Legia Warszawa zwolniła trenera. I co dalej?

O tym, że Czesław Michniewicz przestanie trenować warszawską Legię, mówiło się w kuluarach od dawna. Mecz z Piastem Gliwice był więc kamyczkiem, który ruszył lawinę. Zaraz po meczu, trener został zwolniony. A na światło dzienne wychodzą coraz większe problemy Legii.

Legia na dnie tabeli

Kiedyś to byłoby nie do pomyślenia. Jeden z najlepszych polskich zespołów ligowych na dnie tabeli? To chyba żart! A jednak nie. Legia ma tylko punkt przewagi nad strefą spadkową. A za sobą pięć przegranych spotkań i to z zespołami, które teoretycznie są od niej słabsze. Kiedy w ubiegłą niedzielę zespół na wyjeździe przegrał z Piastem 4:1, nikt już nie miał złudzeń. Jest źle, a 15 miejsce w tabeli może oznaczać, że będzie jeszcze gorzej.
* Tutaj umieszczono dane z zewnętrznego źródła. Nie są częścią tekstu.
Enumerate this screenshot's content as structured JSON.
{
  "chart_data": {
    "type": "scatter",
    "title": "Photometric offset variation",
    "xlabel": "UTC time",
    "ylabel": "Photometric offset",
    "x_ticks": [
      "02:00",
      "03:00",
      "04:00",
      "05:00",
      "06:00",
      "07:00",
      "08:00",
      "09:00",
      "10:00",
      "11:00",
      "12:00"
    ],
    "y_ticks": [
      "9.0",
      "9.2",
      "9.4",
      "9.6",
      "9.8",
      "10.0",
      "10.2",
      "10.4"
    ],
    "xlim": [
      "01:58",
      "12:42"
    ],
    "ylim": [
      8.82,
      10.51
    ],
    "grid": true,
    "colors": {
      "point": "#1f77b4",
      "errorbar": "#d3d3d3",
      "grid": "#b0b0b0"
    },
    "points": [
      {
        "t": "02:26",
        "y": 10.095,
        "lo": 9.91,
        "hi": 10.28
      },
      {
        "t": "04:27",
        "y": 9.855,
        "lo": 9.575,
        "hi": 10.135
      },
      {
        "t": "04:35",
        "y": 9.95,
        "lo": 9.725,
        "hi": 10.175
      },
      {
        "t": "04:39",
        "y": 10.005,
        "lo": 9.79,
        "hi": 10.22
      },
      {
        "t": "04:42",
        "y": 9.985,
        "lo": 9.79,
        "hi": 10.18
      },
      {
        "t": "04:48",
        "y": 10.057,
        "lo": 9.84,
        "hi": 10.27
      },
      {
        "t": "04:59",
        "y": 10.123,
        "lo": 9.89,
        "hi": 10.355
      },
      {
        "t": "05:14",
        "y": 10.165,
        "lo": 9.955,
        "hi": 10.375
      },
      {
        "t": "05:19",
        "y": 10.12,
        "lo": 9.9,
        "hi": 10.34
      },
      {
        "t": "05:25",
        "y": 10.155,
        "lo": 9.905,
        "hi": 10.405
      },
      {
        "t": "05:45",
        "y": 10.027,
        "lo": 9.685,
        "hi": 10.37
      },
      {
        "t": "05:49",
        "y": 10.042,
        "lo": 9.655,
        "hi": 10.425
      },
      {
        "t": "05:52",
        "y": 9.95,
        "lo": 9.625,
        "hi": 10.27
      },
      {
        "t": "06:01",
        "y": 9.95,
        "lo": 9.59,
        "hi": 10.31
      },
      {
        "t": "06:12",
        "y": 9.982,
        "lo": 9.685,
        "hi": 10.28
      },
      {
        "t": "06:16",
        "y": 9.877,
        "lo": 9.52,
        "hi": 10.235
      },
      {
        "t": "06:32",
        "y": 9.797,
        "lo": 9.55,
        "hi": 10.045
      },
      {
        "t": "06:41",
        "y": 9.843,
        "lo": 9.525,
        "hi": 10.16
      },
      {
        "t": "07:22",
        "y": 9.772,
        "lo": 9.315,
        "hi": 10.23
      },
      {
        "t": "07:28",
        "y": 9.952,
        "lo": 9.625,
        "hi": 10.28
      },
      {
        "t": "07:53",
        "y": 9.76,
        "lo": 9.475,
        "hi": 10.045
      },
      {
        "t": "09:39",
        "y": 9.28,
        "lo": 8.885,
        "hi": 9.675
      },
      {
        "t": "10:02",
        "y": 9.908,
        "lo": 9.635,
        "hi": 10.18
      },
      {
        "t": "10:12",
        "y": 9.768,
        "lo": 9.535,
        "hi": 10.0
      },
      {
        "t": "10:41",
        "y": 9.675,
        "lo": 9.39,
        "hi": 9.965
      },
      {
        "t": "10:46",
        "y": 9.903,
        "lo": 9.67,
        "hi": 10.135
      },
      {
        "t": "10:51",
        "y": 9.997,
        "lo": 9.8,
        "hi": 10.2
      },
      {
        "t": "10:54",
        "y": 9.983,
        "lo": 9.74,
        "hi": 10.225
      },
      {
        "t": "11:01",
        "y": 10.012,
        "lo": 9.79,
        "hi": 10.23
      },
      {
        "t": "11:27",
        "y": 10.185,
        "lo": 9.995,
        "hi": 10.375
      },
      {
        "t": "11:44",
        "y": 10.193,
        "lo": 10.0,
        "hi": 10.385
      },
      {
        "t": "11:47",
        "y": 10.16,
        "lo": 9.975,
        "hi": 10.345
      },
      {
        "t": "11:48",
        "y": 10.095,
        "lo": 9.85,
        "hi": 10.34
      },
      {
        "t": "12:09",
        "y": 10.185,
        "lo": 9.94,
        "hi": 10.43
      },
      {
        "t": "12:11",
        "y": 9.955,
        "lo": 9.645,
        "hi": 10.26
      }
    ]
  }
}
Nawet gdyby wygrali z zaległych spotkaniach, Legia i tak miałaby 13 punktów straty do lidera. I nie zanosi się, by zespoły z początku tabeli tak ochoczo traciły punkty. Statystyki pokazują jasno, że tak źle nie było od 1958 roku. Do fatalnej gry piłkarzy dochodzą jeszcze potężne straty finansowe.

Nowy trener

Następcą Michniewicza jest Marek Gołębiewski, który przyszedł do sztabu szkoleniowego Legii Warszawa latem tego roku. Jego wcześniejszym zadaniem było prowadzenie drugiego zespołu. Władze pokładają w nim ogromne nadzieje, jednak zastrzegają, że nie powiedzieli ostatniego słowa jeżeli chodzi o kadrę trenerską. Asystentami zostali natomiast Przemysław Małecki I Inaki Astiz.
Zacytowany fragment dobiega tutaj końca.